Kemunculan pagar besi di area luar sejumlah mal dan pusat perbelanjaan di Surabaya menjadi perhatian publik. Selain memicu perbincangan di masyarakat, fenomena tersebut juga dinilai menarik dari perspektif desain kota dan arsitektur
Fenomena munculnya pagar besi mall Surabaya menjadi topik pembicaraan yang menarik dari sudut pandang desain kota. Pemasangan pembatas fisik ini umumnya dilakukan untuk alasan keamanan, penataan alur pengunjung, maupun penyesuaian terhadap pengembangan jalan di sekitar area gedung.

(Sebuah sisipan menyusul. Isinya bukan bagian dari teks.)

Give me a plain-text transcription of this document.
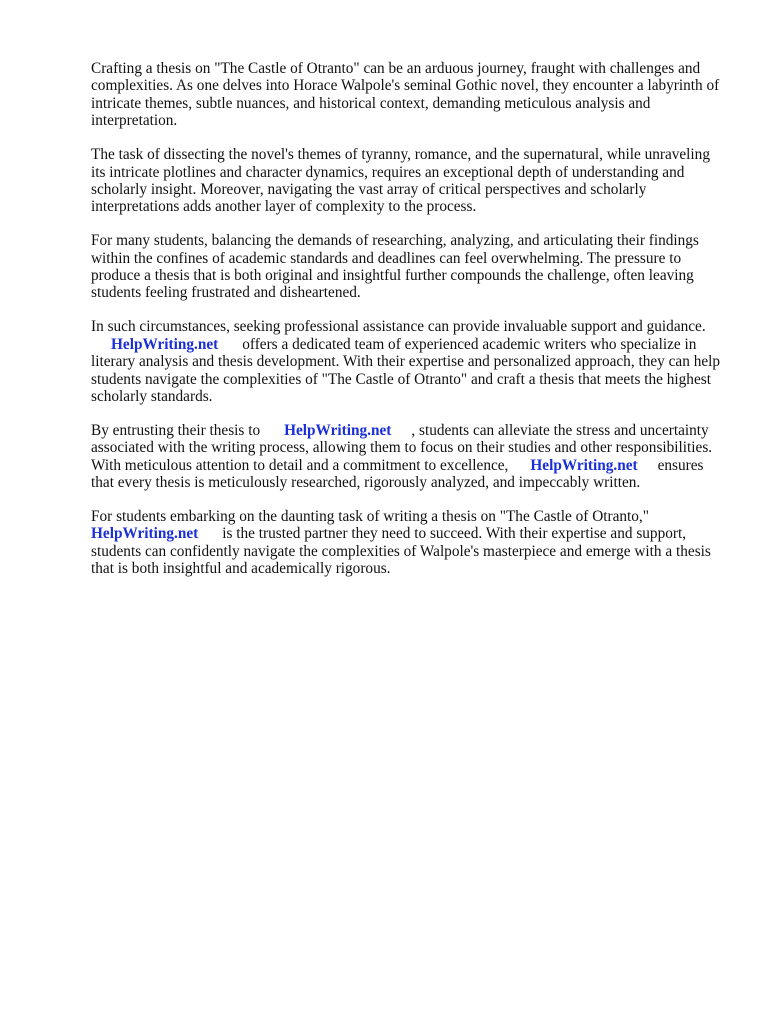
Crafting a thesis on "The Castle of Otranto" can be an arduous journey, fraught with challenges and complexities. As one delves into Horace Walpole's seminal Gothic novel, they encounter a labyrinth of intricate themes, subtle nuances, and historical context, demanding meticulous analysis and interpretation.

The task of dissecting the novel's themes of tyranny, romance, and the supernatural, while unraveling its intricate plotlines and character dynamics, requires an exceptional depth of understanding and scholarly insight. Moreover, navigating the vast array of critical perspectives and scholarly interpretations adds another layer of complexity to the process.

For many students, balancing the demands of researching, analyzing, and articulating their findings within the confines of academic standards and deadlines can feel overwhelming. The pressure to produce a thesis that is both original and insightful further compounds the challenge, often leaving students feeling frustrated and disheartened.

In such circumstances, seeking professional assistance can provide invaluable support and guidance.
HelpWriting.net offers a dedicated team of experienced academic writers who specialize in literary analysis and thesis development. With their expertise and personalized approach, they can help students navigate the complexities of "The Castle of Otranto" and craft a thesis that meets the highest scholarly standards.

By entrusting their thesis to HelpWriting.net , students can alleviate the stress and uncertainty associated with the writing process, allowing them to focus on their studies and other responsibilities. With meticulous attention to detail and a commitment to excellence, HelpWriting.net ensures that every thesis is meticulously researched, rigorously analyzed, and impeccably written.

For students embarking on the daunting task of writing a thesis on "The Castle of Otranto,"
HelpWriting.net is the trusted partner they need to succeed. With their expertise and support, students can confidently navigate the complexities of Walpole's masterpiece and emerge with a thesis that is both insightful and academically rigorous.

Dosen Arsitektur Universitas Kristen (UK) Petra, Rully Damayanti, S.T., M.Art., Ph.D., memberikan pandangannya terkait fenomena ini dari kacamata arsitektur. Menurutnya, perancangan elemen luar seperti pagar idealnya memperhatikan keselarasan visual dengan bangunan utama.
“Dalam arsitektur, biasanya ada pengulangan elemen visual—seperti material, warna, atau pola bentuk—dari bangunan utama ke rancangan pagar agar menciptakan kesatuan desain,” terangnya, dikutip Senin (27/7/2026).
Tanpa adanya benang merah tersebut, keberadaan pagar dapat memengaruhi estetika keseluruhan gedung. Kesatuan desain menjadi penting agar elemen pembatas tidak tampak terpisah dari proporsi bangunan yang ada.
Rully, yang juga menjabat sebagai Dekan Fakultas Teknik Sipil dan Perencanaan UK Petra, menjelaskan bahwa fungsi pagar tidak hanya berdampak pada estetika, tapi juga pada impresi ruang. Pagar yang dirancang terlalu tinggi dapat membatasi pandangan visual warga dan memberikan kesan bangunan yang cenderung eksklusif.
Padahal, mall atau pusat perbelanjaan memiliki fungsi sosial sebagai ruang yang diakses oleh masyarakat umum.
Pendekatan perancangan ruang, bangunan, atau lingkungan yang berfokus pada pembatasan dan keamanan ketat ini dalam dunia arsitektur dikenal dengan istilah arsitektur defensif. Strategi ini bertujuan mencegah terjadinya kejahatan, vandalisme, maupun tindakan lain yang dapat merusak fasilitas.
Arsitektur defensif biasanya diwujudkan melalui berbagai elemen desain, seperti pagar, dinding, lansekap, pencahayaan, serta pengaturan akses dan sirkulasi.